Книга оказалась на месте. Тетушка ушла довольная, но напоследок еще раз с печальным вздохом помянула «оттенки серого», будь они неладны.

А Яна решила как-нибудь переговорить с самой Вильмонт, если удастся ее встретить. Она женщина умная, тонкая, подскажет что-нибудь. Правда, есть проблема: авторы дамских романов старательно избегали посещений залов библиотеки после захода солнца.


Яне повезло. Екатерину Николаевну удалось выловить в проходе между секциями классической русской и зарубежной литературы. Бог знает, что она там делала, но попалась, что называется, с поличным. Яна предположила, что потянуло писательницу, по старой памяти, на разговоры о вечном и главном, а где и с кем об этом говорить, как не в той секции, где правили бал Кафка и Ахматова?

Лишь увидев мельком в полумраке взметнувшиеся крылья ее черного платья, Яна воскликнула:

– Екатерина Николавна! Подождите!

Вильмонт замерла на месте.

– Я много времени у вас не отниму.

Женщина со вздохом обернулась. Красивые седые волосы, глубокий и задумчивый взгляд, снисходительная улыбка – такой ее видела Яна на последних прижизненных фотографиях.

– У вас что-то личное, деточка?

Яна с трудом уняла сердцебиение.
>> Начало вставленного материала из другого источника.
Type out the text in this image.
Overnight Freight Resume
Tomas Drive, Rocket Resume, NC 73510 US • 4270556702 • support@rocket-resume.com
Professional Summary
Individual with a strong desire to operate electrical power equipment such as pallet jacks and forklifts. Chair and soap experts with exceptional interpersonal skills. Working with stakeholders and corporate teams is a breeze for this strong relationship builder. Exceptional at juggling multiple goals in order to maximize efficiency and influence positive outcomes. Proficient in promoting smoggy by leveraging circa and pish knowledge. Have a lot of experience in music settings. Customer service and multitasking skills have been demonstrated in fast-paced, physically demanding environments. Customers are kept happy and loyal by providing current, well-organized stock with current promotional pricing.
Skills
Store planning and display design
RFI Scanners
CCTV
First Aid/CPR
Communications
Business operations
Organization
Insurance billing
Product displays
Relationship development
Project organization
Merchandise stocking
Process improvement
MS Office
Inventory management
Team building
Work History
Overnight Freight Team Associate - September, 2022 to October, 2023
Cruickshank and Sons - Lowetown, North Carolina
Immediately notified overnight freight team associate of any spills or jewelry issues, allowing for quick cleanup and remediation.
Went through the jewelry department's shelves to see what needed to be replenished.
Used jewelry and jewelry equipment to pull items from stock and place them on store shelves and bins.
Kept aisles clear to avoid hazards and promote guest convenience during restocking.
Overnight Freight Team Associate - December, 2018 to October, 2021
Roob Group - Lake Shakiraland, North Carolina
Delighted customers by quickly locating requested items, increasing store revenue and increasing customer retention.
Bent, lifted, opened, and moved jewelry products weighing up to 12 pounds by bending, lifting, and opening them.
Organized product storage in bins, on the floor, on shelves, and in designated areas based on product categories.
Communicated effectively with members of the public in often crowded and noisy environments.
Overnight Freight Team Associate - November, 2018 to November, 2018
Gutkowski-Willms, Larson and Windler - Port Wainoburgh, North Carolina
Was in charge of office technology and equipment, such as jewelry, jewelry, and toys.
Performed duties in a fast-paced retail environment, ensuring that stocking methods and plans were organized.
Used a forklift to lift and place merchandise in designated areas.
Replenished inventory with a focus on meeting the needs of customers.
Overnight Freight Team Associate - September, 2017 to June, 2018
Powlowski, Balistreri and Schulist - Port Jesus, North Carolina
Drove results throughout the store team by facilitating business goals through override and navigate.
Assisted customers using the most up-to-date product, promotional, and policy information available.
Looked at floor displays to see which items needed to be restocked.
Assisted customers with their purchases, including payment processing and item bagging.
Она отчаянно волновалась – почему-то именно сейчас, именно с этой собеседницей, хотя, помнится, встречи с мастодонтами литературы ее нисколько не смущали.

– О личном, конечно, о чем же еще.

– Ну да, – покачала головой Вильмонт, – как это предсказуемо. Пойдем, чего ж.
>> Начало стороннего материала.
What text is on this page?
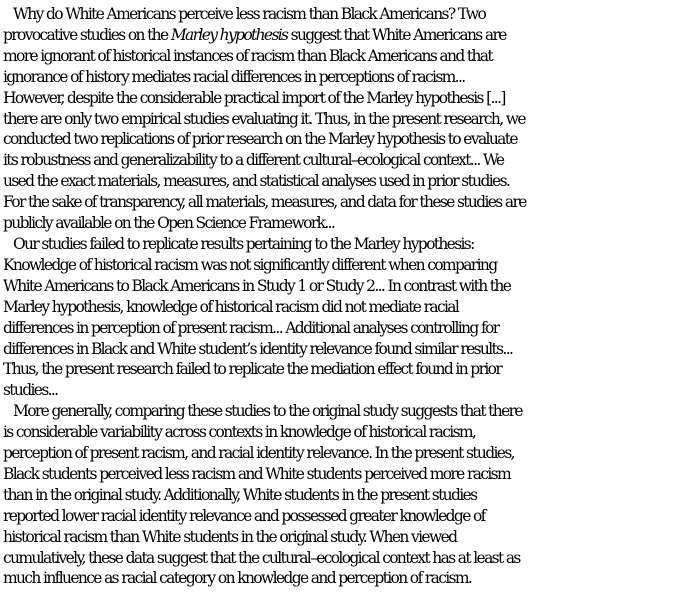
Why do White Americans perceive less racism than Black Americans? Two
provocative studies on the Marley hypothesis suggest that White Americans are
more ignorant of historical instances of racism than Black Americans and that
ignorance of history mediates racial differences in perceptions of racism...
However, despite the considerable practical import of the Marley hypothesis [...]
there are only two empirical studies evaluating it. Thus, in the present research, we
conducted two replications of prior research on the Marley hypothesis to evaluate
its robustness and generalizability to a different cultural–ecological context... We
used the exact materials, measures, and statistical analyses used in prior studies.
For the sake of transparency, all materials, measures, and data for these studies are
publicly available on the Open Science Framework...
Our studies failed to replicate results pertaining to the Marley hypothesis:
Knowledge of historical racism was not significantly different when comparing
White Americans to Black Americans in Study 1 or Study 2... In contrast with the
Marley hypothesis, knowledge of historical racism did not mediate racial
differences in perception of present racism... Additional analyses controlling for
differences in Black and White student’s identity relevance found similar results...
Thus, the present research failed to replicate the mediation effect found in prior
studies...
More generally, comparing these studies to the original study suggests that there
is considerable variability across contexts in knowledge of historical racism,
perception of present racism, and racial identity relevance. In the present studies,
Black students perceived less racism and White students perceived more racism
than in the original study. Additionally, White students in the present studies
reported lower racial identity relevance and possessed greater knowledge of
historical racism than White students in the original study. When viewed
cumulatively, these data suggest that the cultural–ecological context has at least as
much influence as racial category on knowledge and perception of racism.
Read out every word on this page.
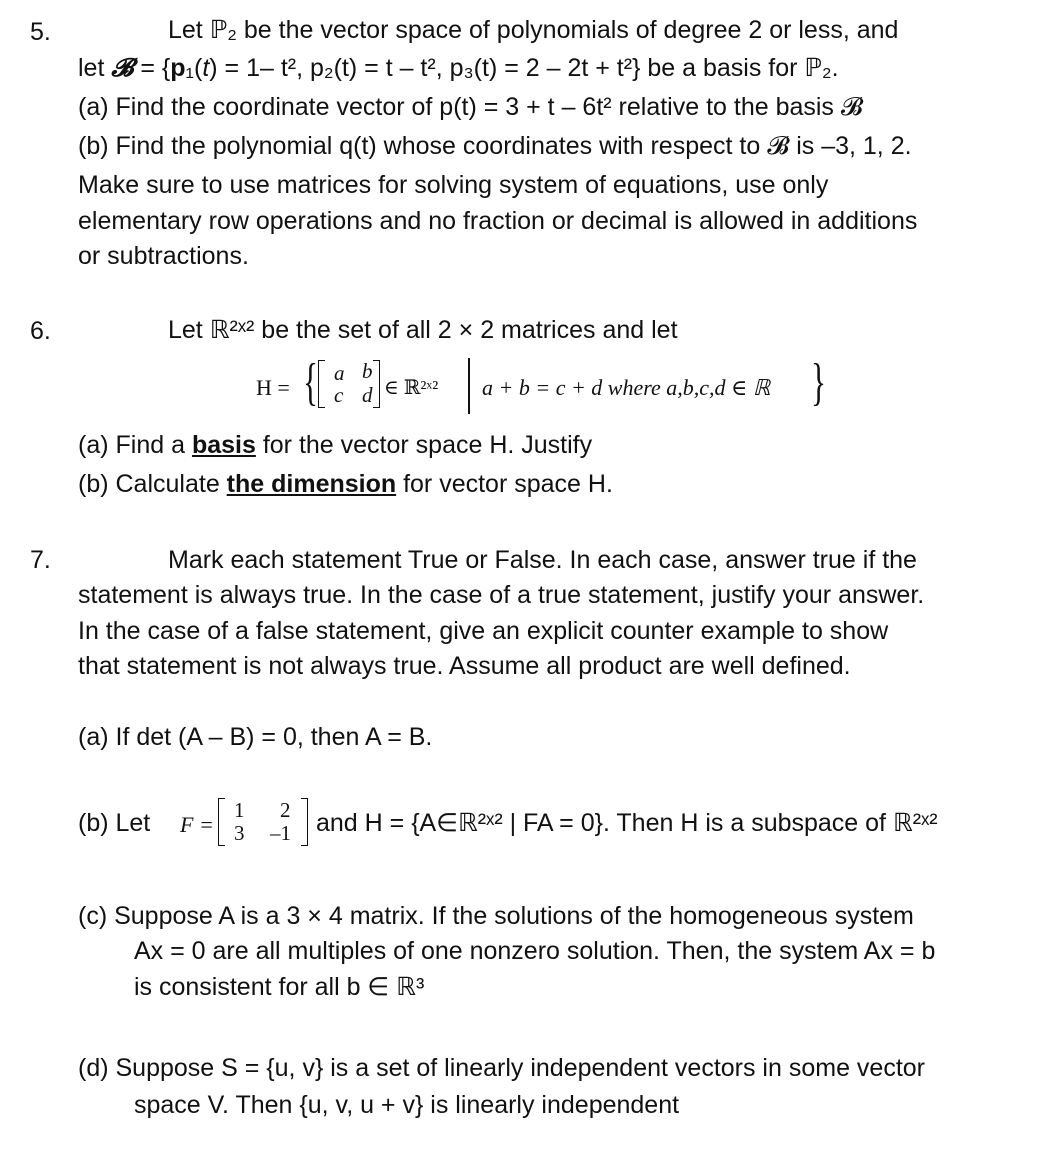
5.	Let ℙ₂ be the vector space of polynomials of degree 2 or less, and
let 𝓑 = {p₁(t) = 1– t², p₂(t) = t – t², p₃(t) = 2 – 2t + t²} be a basis for ℙ₂.
(a) Find the coordinate vector of p(t) = 3 + t – 6t² relative to the basis 𝓑
(b) Find the polynomial q(t) whose coordinates with respect to 𝓑 is –3, 1, 2.
Make sure to use matrices for solving system of equations, use only
elementary row operations and no fraction or decimal is allowed in additions
or subtractions.
6.	Let ℝ²ˣ² be the set of all 2 × 2 matrices and let
H = { a b
c d ∈ ℝ²ˣ² a + b = c + d where a,b,c,d ∈ ℝ }
(a) Find a basis for the vector space H. Justify
(b) Calculate the dimension for vector space H.
7.	Mark each statement True or False. In each case, answer true if the
statement is always true. In the case of a true statement, justify your answer.
In the case of a false statement, give an explicit counter example to show
that statement is not always true. Assume all product are well defined.
(a) If det (A – B) = 0, then A = B.
(b) Let F =
1 2
3 –1 and H = {A∈ℝ²ˣ² | FA = 0}. Then H is a subspace of ℝ²ˣ²
(c) Suppose A is a 3 × 4 matrix. If the solutions of the homogeneous system
Ax = 0 are all multiples of one nonzero solution. Then, the system Ax = b
is consistent for all b ∈ ℝ³
(d) Suppose S = {u, v} is a set of linearly independent vectors in some vector
space V. Then {u, v, u + v} is linearly independent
Они пристроились в углу секции современной литературы, у самого окна. Там было темно и довольно мрачно, но откуда-то появилась лишняя мебель, которой не было на балансе библиотеки: круглый столик на ажурной металлической ножке, похожий на те, что стоят в дешевых кафетериях, керосиновая лампа, причем настоящая, с мерцающим пламенем, а не электрическая поделка. У столика расположились два маленьких стула, на которых едва ли мог уместиться ребенок.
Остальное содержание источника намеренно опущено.